In particolare, le risultanze investigative hanno permesso di ricostruire la pretesa economica avanzata da Formoso all’imprenditore (che origina dalla cessione a quest’ultimo da parte dell’indagato di gioielli del fratello Giovanni) e di chiarire il sistematico apporto fornito nella fase di riscossione del denaro da parte di altre persone, notoriamente inserite in contesti mafiosi e che hanno commesso con ‘metodo mafioso’ pressioni e intimidazioni nei confronti della vittima. Una ulteriore conferma dello spessore del boss in ascesa.

Ingenti somme di denaro sono state sequestrate.  Si tratta di somme di denaro depositate su conti correnti “riconducibili ad imprese individuali, operanti nel settore della vendita all’ingrosso di carne e della vendita di oro ed oggetti preziosi, che avevano omesso il versamento dell’IVA e dell’imposta sul reddito, per un importo totale di circa 850.000 euro”, dicono gli inquirenti.

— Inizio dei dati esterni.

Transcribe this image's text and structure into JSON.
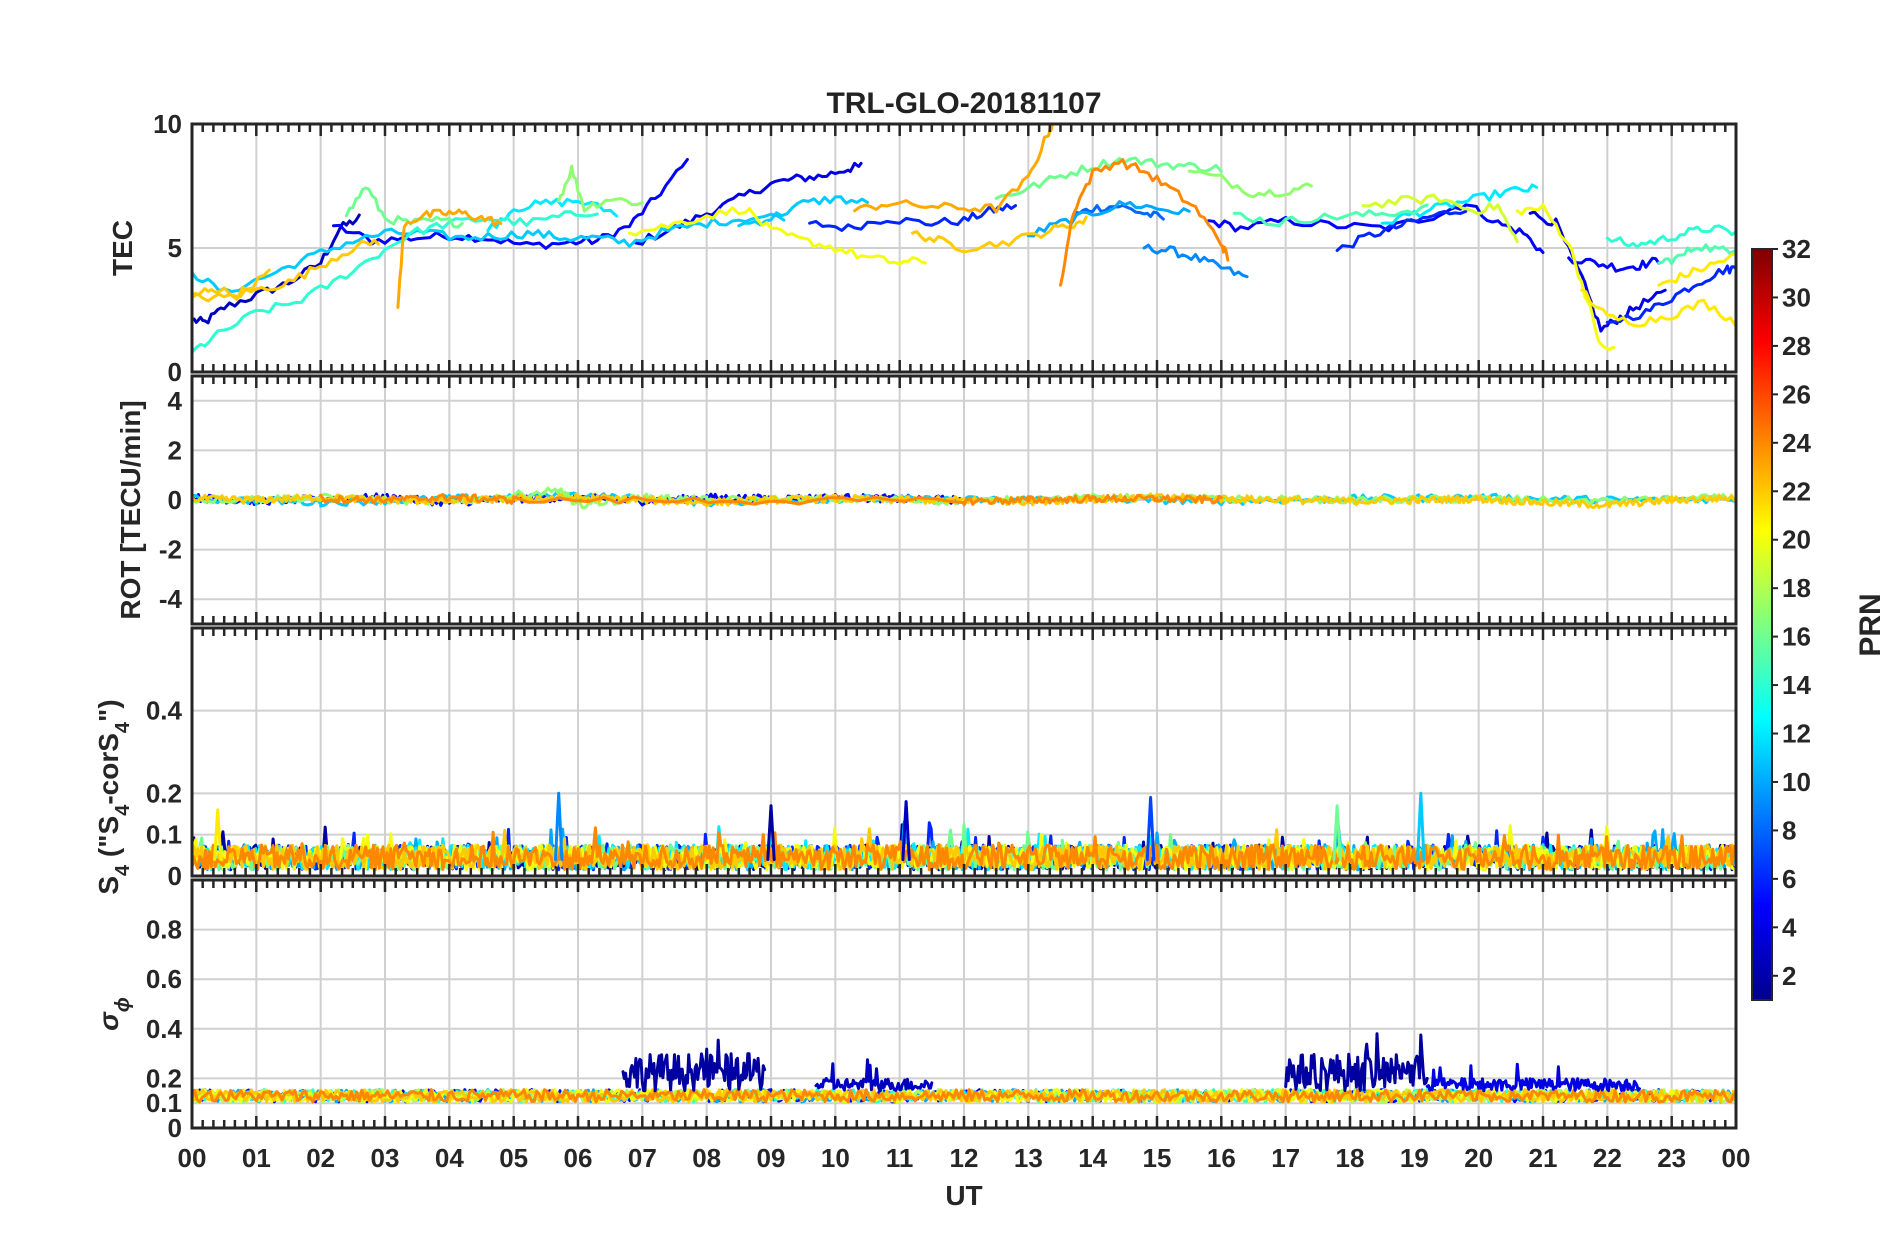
{
  "chart_data": {
    "type": "line",
    "title": "TRL-GLO-20181107",
    "xlabel": "UT",
    "x_tick_labels": [
      "00",
      "01",
      "02",
      "03",
      "04",
      "05",
      "06",
      "07",
      "08",
      "09",
      "10",
      "11",
      "12",
      "13",
      "14",
      "15",
      "16",
      "17",
      "18",
      "19",
      "20",
      "21",
      "22",
      "23",
      "00"
    ],
    "xlim": [
      0,
      24
    ],
    "panels": [
      {
        "id": "tec",
        "ylabel": "TEC",
        "ylim": [
          0,
          10
        ],
        "yticks": [
          0,
          5,
          10
        ],
        "ytick_labels": [
          "0",
          "5",
          "10"
        ]
      },
      {
        "id": "rot",
        "ylabel": "ROT [TECU/min]",
        "ylim": [
          -5,
          5
        ],
        "yticks": [
          -4,
          -2,
          0,
          2,
          4
        ],
        "ytick_labels": [
          "-4",
          "-2",
          "0",
          "2",
          "4"
        ]
      },
      {
        "id": "s4",
        "ylabel_main": "S",
        "ylabel_sub1": "4",
        "ylabel_mid": " (\"S",
        "ylabel_sub2": "4",
        "ylabel_mid2": "-corS",
        "ylabel_sub3": "4",
        "ylabel_end": "\")",
        "ylim": [
          0,
          0.6
        ],
        "yticks": [
          0,
          0.1,
          0.2,
          0.4
        ],
        "ytick_labels": [
          "0",
          "0.1",
          "0.2",
          "0.4"
        ]
      },
      {
        "id": "sigphi",
        "ylabel_main": "σ",
        "ylabel_sub": "ϕ",
        "ylim": [
          0,
          1.0
        ],
        "yticks": [
          0,
          0.1,
          0.2,
          0.4,
          0.6,
          0.8
        ],
        "ytick_labels": [
          "0",
          "0.1",
          "0.2",
          "0.4",
          "0.6",
          "0.8"
        ]
      }
    ],
    "colorbar": {
      "label": "PRN",
      "range": [
        1,
        32
      ],
      "tick_labels": [
        "2",
        "4",
        "6",
        "8",
        "10",
        "12",
        "14",
        "16",
        "18",
        "20",
        "22",
        "24",
        "26",
        "28",
        "30",
        "32"
      ],
      "colormap": "jet"
    },
    "tec_series": [
      {
        "prn": 3,
        "x": [
          0.0,
          0.2,
          0.5,
          1.0,
          1.5,
          2.0,
          2.3,
          2.6
        ],
        "y": [
          2.1,
          2.0,
          2.6,
          3.1,
          3.6,
          4.4,
          5.8,
          6.2
        ]
      },
      {
        "prn": 5,
        "x": [
          2.2,
          2.8,
          3.4,
          4.0,
          4.6,
          5.2,
          5.8,
          6.3,
          6.8,
          7.2,
          7.7
        ],
        "y": [
          5.9,
          5.3,
          5.4,
          5.5,
          5.4,
          5.1,
          5.2,
          5.3,
          5.9,
          7.0,
          8.5
        ]
      },
      {
        "prn": 4,
        "x": [
          6.9,
          7.5,
          8.0,
          8.5,
          9.0,
          9.4,
          9.8,
          10.2,
          10.4
        ],
        "y": [
          5.2,
          5.8,
          6.4,
          7.0,
          7.6,
          7.8,
          7.9,
          8.2,
          8.3
        ]
      },
      {
        "prn": 6,
        "x": [
          9.6,
          10.2,
          10.8,
          11.4,
          12.0,
          12.4,
          12.8
        ],
        "y": [
          6.0,
          5.8,
          6.2,
          6.0,
          6.1,
          6.5,
          6.7
        ]
      },
      {
        "prn": 8,
        "x": [
          13.7,
          14.0,
          14.4,
          14.8,
          15.1
        ],
        "y": [
          6.3,
          6.6,
          6.7,
          6.4,
          6.2
        ]
      },
      {
        "prn": 9,
        "x": [
          14.8,
          15.2,
          15.6,
          16.0,
          16.4
        ],
        "y": [
          5.0,
          4.9,
          4.6,
          4.2,
          3.8
        ]
      },
      {
        "prn": 5,
        "x": [
          15.8,
          16.3,
          17.0,
          17.8,
          18.6,
          19.3,
          19.8,
          20.3,
          20.7,
          21.0
        ],
        "y": [
          6.1,
          5.8,
          6.1,
          5.9,
          5.8,
          6.3,
          6.8,
          6.0,
          5.6,
          4.8
        ]
      },
      {
        "prn": 6,
        "x": [
          17.8,
          18.3,
          18.8,
          19.3,
          19.8
        ],
        "y": [
          4.9,
          5.5,
          5.9,
          6.3,
          6.6
        ]
      },
      {
        "prn": 4,
        "x": [
          20.8,
          21.2,
          21.6,
          21.9,
          22.2,
          22.5,
          22.9
        ],
        "y": [
          6.4,
          6.0,
          3.8,
          1.7,
          2.2,
          2.7,
          3.2
        ]
      },
      {
        "prn": 6,
        "x": [
          22.0,
          22.6,
          23.0,
          23.4,
          23.8,
          24.0
        ],
        "y": [
          2.0,
          2.4,
          3.0,
          3.6,
          4.1,
          4.2
        ]
      },
      {
        "prn": 5,
        "x": [
          21.4,
          21.8,
          22.2,
          22.5,
          22.8
        ],
        "y": [
          4.6,
          4.4,
          4.2,
          4.3,
          4.5
        ]
      },
      {
        "prn": 11,
        "x": [
          0.0,
          0.5,
          1.2,
          1.8,
          2.4,
          3.0,
          3.6,
          4.2,
          4.8,
          5.3,
          5.8,
          6.3,
          6.8,
          7.4,
          8.0,
          8.6,
          9.2
        ],
        "y": [
          4.0,
          3.2,
          3.9,
          4.6,
          5.2,
          5.6,
          5.6,
          5.4,
          5.5,
          5.6,
          5.4,
          5.4,
          5.2,
          5.7,
          6.0,
          6.2,
          6.3
        ]
      },
      {
        "prn": 12,
        "x": [
          4.6,
          5.0,
          5.5,
          6.0,
          6.6
        ],
        "y": [
          5.7,
          6.6,
          6.8,
          6.9,
          6.4
        ]
      },
      {
        "prn": 11,
        "x": [
          8.5,
          9.0,
          9.5,
          10.0,
          10.5
        ],
        "y": [
          5.9,
          6.2,
          6.8,
          7.0,
          6.8
        ]
      },
      {
        "prn": 10,
        "x": [
          13.0,
          13.5,
          14.0,
          14.5,
          15.0,
          15.5
        ],
        "y": [
          5.5,
          6.0,
          6.4,
          6.8,
          6.6,
          6.4
        ]
      },
      {
        "prn": 12,
        "x": [
          18.5,
          19.0,
          19.5,
          20.0,
          20.5,
          20.9
        ],
        "y": [
          6.0,
          6.4,
          6.7,
          7.0,
          7.3,
          7.4
        ]
      },
      {
        "prn": 14,
        "x": [
          0.0,
          0.4,
          1.0,
          1.6,
          2.2,
          2.8,
          3.4,
          4.0,
          4.6,
          5.2,
          5.8,
          6.3
        ],
        "y": [
          0.8,
          1.5,
          2.4,
          2.8,
          3.6,
          4.6,
          5.6,
          6.0,
          6.2,
          6.0,
          6.3,
          6.5
        ]
      },
      {
        "prn": 16,
        "x": [
          2.4,
          2.7,
          3.0,
          3.4,
          3.8,
          4.2
        ],
        "y": [
          6.3,
          7.5,
          6.2,
          6.0,
          6.1,
          6.0
        ]
      },
      {
        "prn": 17,
        "x": [
          5.7,
          5.9,
          6.1,
          6.5,
          7.0
        ],
        "y": [
          6.9,
          8.2,
          6.6,
          7.0,
          6.8
        ]
      },
      {
        "prn": 16,
        "x": [
          12.5,
          13.0,
          13.5,
          14.0,
          14.5,
          15.0,
          15.5,
          16.0
        ],
        "y": [
          7.0,
          7.4,
          7.9,
          8.3,
          8.6,
          8.4,
          8.3,
          8.2
        ]
      },
      {
        "prn": 17,
        "x": [
          15.5,
          16.0,
          16.5,
          17.0,
          17.4
        ],
        "y": [
          8.1,
          7.8,
          7.2,
          7.3,
          7.5
        ]
      },
      {
        "prn": 15,
        "x": [
          16.2,
          16.8,
          17.4,
          18.0,
          18.6,
          19.2
        ],
        "y": [
          6.4,
          6.0,
          6.2,
          6.3,
          6.4,
          6.6
        ]
      },
      {
        "prn": 14,
        "x": [
          22.0,
          22.4,
          22.8,
          23.2,
          23.6,
          24.0
        ],
        "y": [
          5.4,
          5.1,
          5.3,
          5.6,
          5.8,
          5.6
        ]
      },
      {
        "prn": 15,
        "x": [
          22.8,
          23.1,
          23.4,
          23.8,
          24.0
        ],
        "y": [
          4.4,
          4.6,
          5.1,
          4.9,
          5.0
        ]
      },
      {
        "prn": 20,
        "x": [
          6.8,
          7.4,
          8.0,
          8.6,
          9.0,
          9.5,
          10.0,
          10.5,
          11.0,
          11.4
        ],
        "y": [
          5.6,
          5.9,
          6.3,
          6.6,
          5.7,
          5.3,
          5.0,
          4.6,
          4.4,
          4.5
        ]
      },
      {
        "prn": 19,
        "x": [
          18.2,
          18.8,
          19.4,
          19.9,
          20.3,
          20.6
        ],
        "y": [
          6.7,
          6.9,
          7.0,
          6.5,
          6.7,
          5.2
        ]
      },
      {
        "prn": 20,
        "x": [
          20.6,
          21.0,
          21.4,
          21.7,
          21.9,
          22.1
        ],
        "y": [
          6.5,
          6.6,
          5.2,
          2.8,
          1.0,
          0.9
        ]
      },
      {
        "prn": 21,
        "x": [
          22.8,
          23.2,
          23.6,
          24.0
        ],
        "y": [
          3.5,
          3.9,
          4.3,
          4.7
        ]
      },
      {
        "prn": 22,
        "x": [
          0.0,
          0.3,
          0.7,
          1.2
        ],
        "y": [
          3.0,
          3.4,
          3.1,
          4.0
        ]
      },
      {
        "prn": 22,
        "x": [
          0.0,
          0.5,
          1.0,
          1.5,
          2.0,
          2.5,
          2.9
        ],
        "y": [
          3.0,
          3.0,
          3.3,
          3.6,
          4.3,
          5.0,
          5.3
        ]
      },
      {
        "prn": 23,
        "x": [
          3.2,
          3.3,
          3.6,
          3.9,
          4.2,
          4.5,
          4.8
        ],
        "y": [
          2.6,
          6.0,
          6.3,
          6.4,
          6.4,
          6.2,
          6.0
        ]
      },
      {
        "prn": 23,
        "x": [
          10.3,
          10.8,
          11.4,
          12.0,
          12.5,
          13.0,
          13.3,
          13.4
        ],
        "y": [
          6.5,
          6.8,
          6.7,
          6.6,
          6.6,
          7.8,
          9.6,
          10.1
        ]
      },
      {
        "prn": 22,
        "x": [
          11.2,
          11.6,
          12.0,
          12.6,
          13.2,
          13.6,
          13.9
        ],
        "y": [
          5.6,
          5.3,
          5.0,
          5.2,
          5.6,
          5.9,
          6.1
        ]
      },
      {
        "prn": 24,
        "x": [
          13.5,
          13.7,
          14.0,
          14.4,
          14.8,
          15.2,
          15.6,
          16.0,
          16.1
        ],
        "y": [
          3.5,
          6.5,
          8.0,
          8.5,
          8.1,
          7.4,
          6.6,
          5.2,
          4.6
        ]
      },
      {
        "prn": 21,
        "x": [
          21.6,
          22.0,
          22.5,
          23.0,
          23.5,
          24.0
        ],
        "y": [
          3.3,
          2.2,
          2.0,
          2.3,
          2.8,
          2.0
        ]
      }
    ],
    "rot_series": [
      {
        "prn": 5,
        "x": [
          0,
          1,
          2,
          3,
          4,
          5,
          6,
          7,
          8,
          9,
          10,
          11,
          12
        ],
        "y": [
          0.1,
          -0.05,
          0.05,
          0.1,
          -0.1,
          0.05,
          0.1,
          -0.05,
          0.1,
          0.05,
          0.1,
          0.05,
          0.0
        ]
      },
      {
        "prn": 11,
        "x": [
          0,
          2,
          4,
          6,
          8,
          10,
          12,
          14,
          16,
          18,
          20,
          22,
          24
        ],
        "y": [
          0.05,
          -0.1,
          0.05,
          0.2,
          -0.1,
          0.05,
          0.0,
          0.05,
          -0.05,
          0.05,
          0.1,
          0.0,
          0.05
        ]
      },
      {
        "prn": 17,
        "x": [
          0,
          2,
          4,
          5.7,
          6,
          7,
          8,
          10,
          12,
          14,
          16,
          18,
          20,
          22,
          24
        ],
        "y": [
          0.0,
          0.1,
          -0.1,
          0.4,
          -0.2,
          0.1,
          0.0,
          0.05,
          -0.05,
          0.1,
          0.05,
          0.0,
          0.05,
          -0.05,
          0.1
        ]
      },
      {
        "prn": 22,
        "x": [
          0,
          1,
          2,
          3,
          4,
          5,
          6,
          7,
          8,
          9,
          10,
          11,
          12,
          13,
          14,
          15,
          16,
          17,
          18,
          19,
          20,
          21,
          22,
          23,
          24
        ],
        "y": [
          0.05,
          0.0,
          0.1,
          0.0,
          -0.05,
          0.05,
          0.1,
          0.0,
          -0.1,
          0.0,
          0.05,
          0.0,
          0.0,
          -0.05,
          0.05,
          0.1,
          0.05,
          0.0,
          -0.05,
          0.0,
          0.05,
          -0.1,
          -0.2,
          0.0,
          0.1
        ]
      },
      {
        "prn": 24,
        "x": [
          2,
          3,
          4,
          5,
          12,
          13,
          14,
          15,
          16
        ],
        "y": [
          0.05,
          0.0,
          0.1,
          0.0,
          -0.05,
          0.0,
          0.05,
          0.05,
          0.0
        ]
      }
    ],
    "s4_noise": {
      "baseline": 0.05,
      "peak_max": 0.2,
      "peaks": [
        {
          "x": 5.7,
          "y": 0.2,
          "prn": 9
        },
        {
          "x": 11.1,
          "y": 0.18,
          "prn": 3
        },
        {
          "x": 14.9,
          "y": 0.19,
          "prn": 7
        },
        {
          "x": 19.1,
          "y": 0.2,
          "prn": 11
        },
        {
          "x": 17.8,
          "y": 0.17,
          "prn": 16
        },
        {
          "x": 0.4,
          "y": 0.16,
          "prn": 21
        },
        {
          "x": 9.0,
          "y": 0.17,
          "prn": 2
        }
      ]
    },
    "sigphi_noise": {
      "baseline": 0.13,
      "high_intervals": [
        {
          "x": [
            6.7,
            8.9
          ],
          "y": 0.3,
          "prn": 2
        },
        {
          "x": [
            9.7,
            11.5
          ],
          "y": 0.2,
          "prn": 3
        },
        {
          "x": [
            17.0,
            19.2
          ],
          "y": 0.3,
          "prn": 2
        },
        {
          "x": [
            19.2,
            22.5
          ],
          "y": 0.2,
          "prn": 4
        }
      ]
    }
  }
}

I provvedimenti sono scattati per Lorenzo D’Arpa 58 anni, Paolo Dragna, 64 anni, Pietro Formoso, 69 anni, Francesco La Bua, 68 anni, Pietro Morgano, 70 anni e Vincenzo Meli, 66 anni. Nei confronti di Francesco Paolo Migliaccio, il gip del Trinbunale di Palermo ha imposto il divieto di dimora nel territorio del Comune di Palermo e l’obbligo di presentazione alla polizia giudiziaria.